Sunday, March 8, 2009

Tucson

O.K., soon enough Mineral Bliss will find its way closer to home, namely Baltimore, Maryland. That's after conception during a period of travel, which produced this and the past several features. Staggering the posting dates has allowed time to reflect and chart a course.

The travel entailed two weeks of driving to and from Baltimore to Tucson and back to enjoy two weeks in between at the biggest annual mineral gathering on earth. Despite a shattered economy, enough went on in Tucson from the end of January until Feb. 15 to keep Mineral Bliss posting for a lifetime. If you've never been, Manhattan megadealer John Betts's timeless overview makes for an apt quick introduction.
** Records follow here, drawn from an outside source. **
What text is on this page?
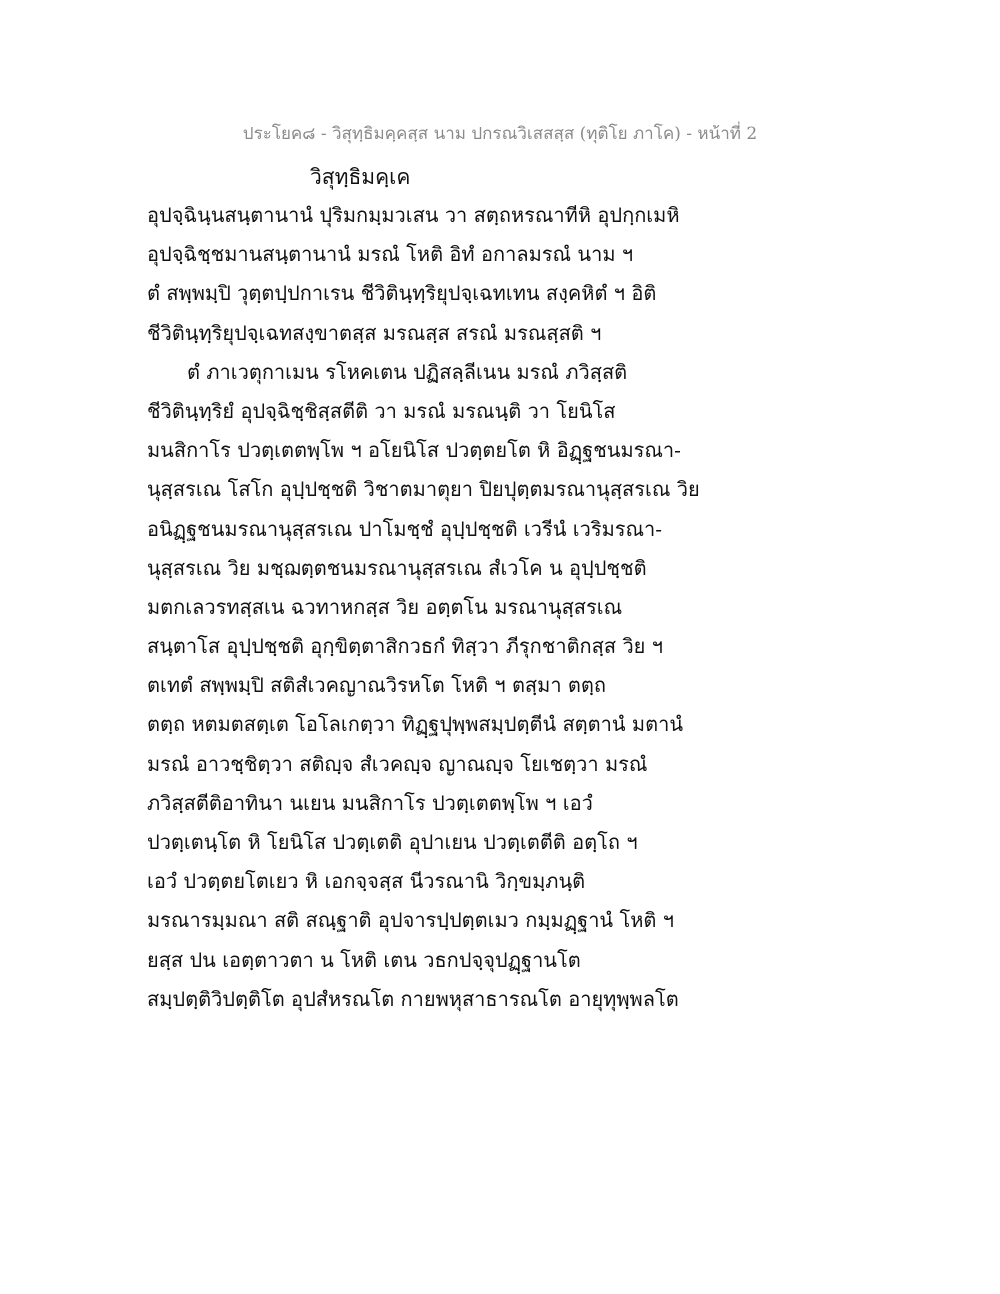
ประโยค๘ - วิสุทฺธิมคฺคสฺส นาม ปกรณวิเสสสฺส (ทุติโย ภาโค) - หน้าที่ 2
วิสุทฺธิมคฺเค
อุปจฺฉินฺนสนฺตานานํ ปุริมกมฺมวเสน วา สตฺถหรณาทีหิ อุปกฺกเมหิ
อุปจฺฉิชฺชมานสนฺตานานํ มรณํ โหติ อิทํ อกาลมรณํ นาม ฯ
ตํ สพฺพมฺปิ วุตฺตปฺปกาเรน ชีวิตินฺทฺริยุปจฺเฉทเทน สงฺคหิตํ ฯ อิติ
ชีวิตินฺทฺริยุปจฺเฉทสงฺขาตสฺส มรณสฺส สรณํ มรณสฺสติ ฯ
ตํ ภาเวตุกาเมน รโหคเตน ปฏิสลฺลีเนน มรณํ ภวิสฺสติ
ชีวิตินฺทฺริยํ อุปจฺฉิชฺชิสฺสตีติ วา มรณํ มรณนฺติ วา โยนิโส
มนสิกาโร ปวตฺเตตพฺโพ ฯ อโยนิโส ปวตฺตยโต หิ อิฏฺฐชนมรณา-
นุสฺสรเณ โสโก อุปฺปชฺชติ วิชาตมาตุยา ปิยปุตฺตมรณานุสฺสรเณ วิย
อนิฏฺฐชนมรณานุสฺสรเณ ปาโมชฺชํ อุปฺปชฺชติ เวรีนํ เวริมรณา-
นุสฺสรเณ วิย มชฺฌตฺตชนมรณานุสฺสรเณ สํเวโค น อุปฺปชฺชติ
มตกเลวรทสฺสเน ฉวทาหกสฺส วิย อตฺตโน มรณานุสฺสรเณ
สนฺตาโส อุปฺปชฺชติ อุกฺขิตฺตาสิกวธกํ ทิสฺวา ภีรุกชาติกสฺส วิย ฯ
ตเทตํ สพฺพมฺปิ สติสํเวคญาณวิรหโต โหติ ฯ ตสฺมา ตตฺถ
ตตฺถ หตมตสตฺเต โอโลเกตฺวา ทิฏฺฐปุพฺพสมฺปตฺตีนํ สตฺตานํ มตานํ
มรณํ อาวชฺชิตฺวา สติญฺจ สํเวคญฺจ ญาณญฺจ โยเชตฺวา มรณํ
ภวิสฺสตีติอาทินา นเยน มนสิกาโร ปวตฺเตตพฺโพ ฯ เอวํ
ปวตฺเตนฺโต หิ โยนิโส ปวตฺเตติ อุปาเยน ปวตฺเตตีติ อตฺโถ ฯ
เอวํ ปวตฺตยโตเยว หิ เอกจฺจสฺส นีวรณานิ วิกฺขมฺภนฺติ
มรณารมฺมณา สติ สณฺฐาติ อุปจารปฺปตฺตเมว กมฺมฏฺฐานํ โหติ ฯ
ยสฺส ปน เอตฺตาวตา น โหติ เตน วธกปจฺจุปฏฺฐานโต
สมฺปตฺติวิปตฺติโต อุปสํหรณโต กายพหุสาธารณโต อายุทุพฺพลโต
With the wheeling and dealing in motels and tents still happening, each year's action comes to a head Thursday through Sunday the second weekend of February at the "main show" in the Tucson Convention Center. For both looking and purchasing, this is where the largest selection of world-class minerals comes together under one roof. Each year's main show has a theme. Year before last, the theme was the Minerals of Australia. Last year it was Minerals of the United States. This year the theme was "Mineral Oddities."

Except at the shows themselves, much of this year's Tucson talk related to how the global economic crisis would impact this year's extravaganza. The cost is considerable for dealers with their rocks, helpers, and display materials to travel here from all over the globe, set up shop, then tear down and head home. As predicted, the number of attendees was less than in past years. Most of the dealers with whom I spoke, however, were upbeat. Consensus was that overall sales were down a bit from last year, but no more so than expected.

As always, prices varied enough that the difference between a $25 specimen and and a four figure piece could occasionally appear subtle. For the most part, asking prices seemed about the same as last year. I like to think of minerals as hard assets, just like precious metals, which of course are extracted from minerals and often---as in native gold and native silver---mineral specimens in their own right.

If my thinking is on target, compared to the way precious metals prices were soaring at the commodity exchanges, Tucson this year was a bargain.